Há algo aqui para acrescentar. Uma interessante característica do “ato de fé”. A possibilidade da ação fiel estar vazio de razão. Precisamos falar do fanatismo que pode ter em sua composição. Certa vez um colega que estava perto de perder todo o que possuía para seguir um caminho me disse: “Nem que eu entregue tudo o que tenho, serei um ator de qualquer forma. É meu destino!”. A força aplicada, que implica em uma cosmovisão e um ato de fé neste propósito, se erra o alvo, pode levar a um esvaziamento de sentido profundo em tudo. Com a derrocada, o sujeito pode não mais uma inventar sentido por conta do fanatismo. Nietzche já advertia: “O idealista é incorrigível.”

Uma coisa parece certa: Contra a inevitável morte das coisas, escolhemos caminhos que passam por atos de fé. Porém ignorar a incerteza não parece um bom caminho. Talvez tolera-la, por ser ela mesma o convite ao ato de fé. Ricardo Goldemberg, psicanalista, coloca: “A aposta da psicanálise, digo porque sou psicanalista, é a aposta de todo artista. Deixarmos de sermos “cheios de sentido” para assim, poder inventar um em qualquer direção.”. A questão está aberta e pressupõe temas como fanatismo, forma e ato de certo tipo de fé.”.

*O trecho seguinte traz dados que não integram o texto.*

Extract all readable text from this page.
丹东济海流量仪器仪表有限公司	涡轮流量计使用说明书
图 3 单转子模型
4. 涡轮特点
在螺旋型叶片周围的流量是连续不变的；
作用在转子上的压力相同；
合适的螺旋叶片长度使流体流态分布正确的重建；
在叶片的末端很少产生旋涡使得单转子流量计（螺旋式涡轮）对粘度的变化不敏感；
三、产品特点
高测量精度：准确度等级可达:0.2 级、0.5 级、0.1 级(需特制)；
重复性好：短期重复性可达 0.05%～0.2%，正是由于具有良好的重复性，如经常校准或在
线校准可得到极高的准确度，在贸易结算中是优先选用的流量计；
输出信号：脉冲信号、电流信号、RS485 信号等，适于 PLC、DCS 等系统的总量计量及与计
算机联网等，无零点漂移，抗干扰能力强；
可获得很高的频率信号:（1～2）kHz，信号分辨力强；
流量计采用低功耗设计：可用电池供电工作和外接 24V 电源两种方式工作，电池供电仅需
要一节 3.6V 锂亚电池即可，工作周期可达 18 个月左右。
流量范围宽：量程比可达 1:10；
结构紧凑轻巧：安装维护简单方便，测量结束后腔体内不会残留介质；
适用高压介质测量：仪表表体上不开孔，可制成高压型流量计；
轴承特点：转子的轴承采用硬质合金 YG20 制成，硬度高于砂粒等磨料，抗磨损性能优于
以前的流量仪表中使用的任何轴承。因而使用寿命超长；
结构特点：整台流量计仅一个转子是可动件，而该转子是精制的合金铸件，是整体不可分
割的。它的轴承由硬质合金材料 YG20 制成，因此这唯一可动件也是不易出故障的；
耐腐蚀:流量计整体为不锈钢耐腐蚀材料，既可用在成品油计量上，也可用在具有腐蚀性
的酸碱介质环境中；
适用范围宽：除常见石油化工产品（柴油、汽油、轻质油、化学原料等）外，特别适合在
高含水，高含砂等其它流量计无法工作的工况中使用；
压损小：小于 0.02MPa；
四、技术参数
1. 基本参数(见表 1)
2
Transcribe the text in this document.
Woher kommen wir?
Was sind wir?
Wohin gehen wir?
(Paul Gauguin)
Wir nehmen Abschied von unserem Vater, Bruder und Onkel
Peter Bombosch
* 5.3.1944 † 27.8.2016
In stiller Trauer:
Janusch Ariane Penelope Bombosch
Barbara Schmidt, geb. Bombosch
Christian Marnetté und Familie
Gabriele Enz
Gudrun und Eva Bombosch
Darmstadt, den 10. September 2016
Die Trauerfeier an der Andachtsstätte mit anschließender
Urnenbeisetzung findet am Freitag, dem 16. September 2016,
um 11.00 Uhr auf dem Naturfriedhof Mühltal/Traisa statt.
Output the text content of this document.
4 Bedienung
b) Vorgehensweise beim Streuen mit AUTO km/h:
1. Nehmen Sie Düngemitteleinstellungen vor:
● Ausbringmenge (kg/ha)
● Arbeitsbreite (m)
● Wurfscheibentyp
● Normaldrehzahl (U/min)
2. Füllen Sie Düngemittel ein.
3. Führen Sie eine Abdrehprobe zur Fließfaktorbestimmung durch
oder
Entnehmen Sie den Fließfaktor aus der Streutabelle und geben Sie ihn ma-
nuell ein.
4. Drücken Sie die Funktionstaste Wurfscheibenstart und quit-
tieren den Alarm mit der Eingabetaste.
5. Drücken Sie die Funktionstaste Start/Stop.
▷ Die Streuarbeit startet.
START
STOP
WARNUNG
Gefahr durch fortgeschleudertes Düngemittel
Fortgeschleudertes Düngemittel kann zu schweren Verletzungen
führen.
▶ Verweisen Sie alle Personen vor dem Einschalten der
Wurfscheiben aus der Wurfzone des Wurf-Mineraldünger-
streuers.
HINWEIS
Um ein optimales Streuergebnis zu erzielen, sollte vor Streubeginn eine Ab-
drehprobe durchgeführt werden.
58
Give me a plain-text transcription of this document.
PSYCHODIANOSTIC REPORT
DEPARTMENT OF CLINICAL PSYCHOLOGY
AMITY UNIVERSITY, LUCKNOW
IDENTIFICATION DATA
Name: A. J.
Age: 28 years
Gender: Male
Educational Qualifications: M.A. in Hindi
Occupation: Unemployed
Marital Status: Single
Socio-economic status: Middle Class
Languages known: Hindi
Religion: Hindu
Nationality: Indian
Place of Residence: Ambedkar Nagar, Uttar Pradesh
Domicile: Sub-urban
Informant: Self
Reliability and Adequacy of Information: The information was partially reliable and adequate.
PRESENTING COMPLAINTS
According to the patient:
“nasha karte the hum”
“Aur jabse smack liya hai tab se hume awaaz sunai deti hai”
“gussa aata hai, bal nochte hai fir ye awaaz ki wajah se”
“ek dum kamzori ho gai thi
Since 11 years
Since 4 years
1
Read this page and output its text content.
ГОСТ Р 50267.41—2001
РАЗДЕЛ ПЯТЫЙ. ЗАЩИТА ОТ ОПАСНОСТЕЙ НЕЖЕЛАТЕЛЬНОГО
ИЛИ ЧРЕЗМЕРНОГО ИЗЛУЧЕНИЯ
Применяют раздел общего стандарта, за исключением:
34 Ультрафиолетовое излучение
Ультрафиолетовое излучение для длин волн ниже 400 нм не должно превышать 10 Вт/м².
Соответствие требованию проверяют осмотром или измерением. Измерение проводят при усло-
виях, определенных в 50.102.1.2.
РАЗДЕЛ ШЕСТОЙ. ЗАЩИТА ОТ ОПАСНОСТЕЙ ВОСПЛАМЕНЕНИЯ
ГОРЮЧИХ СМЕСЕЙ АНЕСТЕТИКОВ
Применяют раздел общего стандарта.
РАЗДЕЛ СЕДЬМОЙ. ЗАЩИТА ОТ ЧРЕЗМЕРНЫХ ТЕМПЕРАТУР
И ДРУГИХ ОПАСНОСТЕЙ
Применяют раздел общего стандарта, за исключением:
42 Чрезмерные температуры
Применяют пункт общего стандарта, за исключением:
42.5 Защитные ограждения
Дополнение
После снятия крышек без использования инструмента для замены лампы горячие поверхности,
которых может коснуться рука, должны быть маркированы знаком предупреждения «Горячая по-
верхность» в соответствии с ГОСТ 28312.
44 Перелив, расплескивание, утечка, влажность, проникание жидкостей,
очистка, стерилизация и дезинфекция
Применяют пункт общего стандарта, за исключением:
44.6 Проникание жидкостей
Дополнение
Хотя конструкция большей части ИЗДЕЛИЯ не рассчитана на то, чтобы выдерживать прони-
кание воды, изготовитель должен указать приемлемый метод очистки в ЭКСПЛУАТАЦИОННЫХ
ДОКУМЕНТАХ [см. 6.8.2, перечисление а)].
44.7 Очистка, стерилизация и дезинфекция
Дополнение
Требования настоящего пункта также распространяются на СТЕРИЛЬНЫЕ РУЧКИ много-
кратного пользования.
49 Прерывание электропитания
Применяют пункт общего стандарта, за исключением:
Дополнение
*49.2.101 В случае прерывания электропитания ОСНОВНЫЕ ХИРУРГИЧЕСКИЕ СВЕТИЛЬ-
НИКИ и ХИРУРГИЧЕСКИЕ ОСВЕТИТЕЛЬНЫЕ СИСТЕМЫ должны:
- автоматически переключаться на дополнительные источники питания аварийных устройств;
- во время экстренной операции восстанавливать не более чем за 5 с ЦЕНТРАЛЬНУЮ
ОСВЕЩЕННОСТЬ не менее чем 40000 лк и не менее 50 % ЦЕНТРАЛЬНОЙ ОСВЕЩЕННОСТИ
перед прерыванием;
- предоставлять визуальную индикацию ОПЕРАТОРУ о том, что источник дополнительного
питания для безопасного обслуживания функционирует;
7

A vida pode ser uma obra de arte, uma marca da passagem de um ser humano na sua época e tempo. Uma obra cênica, de literatura, artes plásticas, musica, carrega algo que se desloca de um humano, num ato de fé de poder fazer sua mensagem alcançar outra alma e assim, de forma cíclica, reiniciar o ato de criação. O Frodo de Tolkien, após ver um de seus colegas de missão tentar tomar o Anel de Sauron dele, coloca: “Farei agora o que devo. Pelo menos está claro: a maldade do Anel já está operando na comitiva, e o Anel deve abandoná-los antes que cause mais dano. Irei sozinho.”. Não é interessante que no ato final, em que se consagraria como divindade, ele falha?”. O público não reage bem ao personagem por esta fraqueza que indiretamente está ligada a todos nós, a incapacidade de lidar com a impotência. Eu perguntaria: Quem é então o herói da obra, já que o Lisan Al Gaib encarnado fracassou. Tolkien tem sua resposta a essa questão e deixo ela aqui aberta para reflexão. Perceba, Frodo nem se põe na frase, como se fosse um fanático de si. Neste instante, ele crê ser o que Paul de Herbert põe em questão em sua obra.

A vida, assim como a arte, nos desafia a reinventar significados e a buscar caminhos que transcendam as limitações do conhecido. Que possamos, portanto, nutrir nossos atos de fé com tolerância à incerteza, encontrando em cada desafio uma oportunidade para reinventar nossa própria existência. Que nossos atos de fé sejam não apenas reflexos de nossas convicções, mas também expressões de nossa capacidade de criar e transformar o mundo ao nosso redor.


Se há fé na vida, qual ato dessa virtude praticamos? Mais ainda, o que há na sua sopa eu posso provar, ou somente os que você escolhe podem sentar em tua mesa?


Votos de um bom mês.

Um humilde Ato de fé.

 

Artur Uchoa é psicólogo desde 2009. Apaixonado por literatura, cinema, psicanálise e filosofia.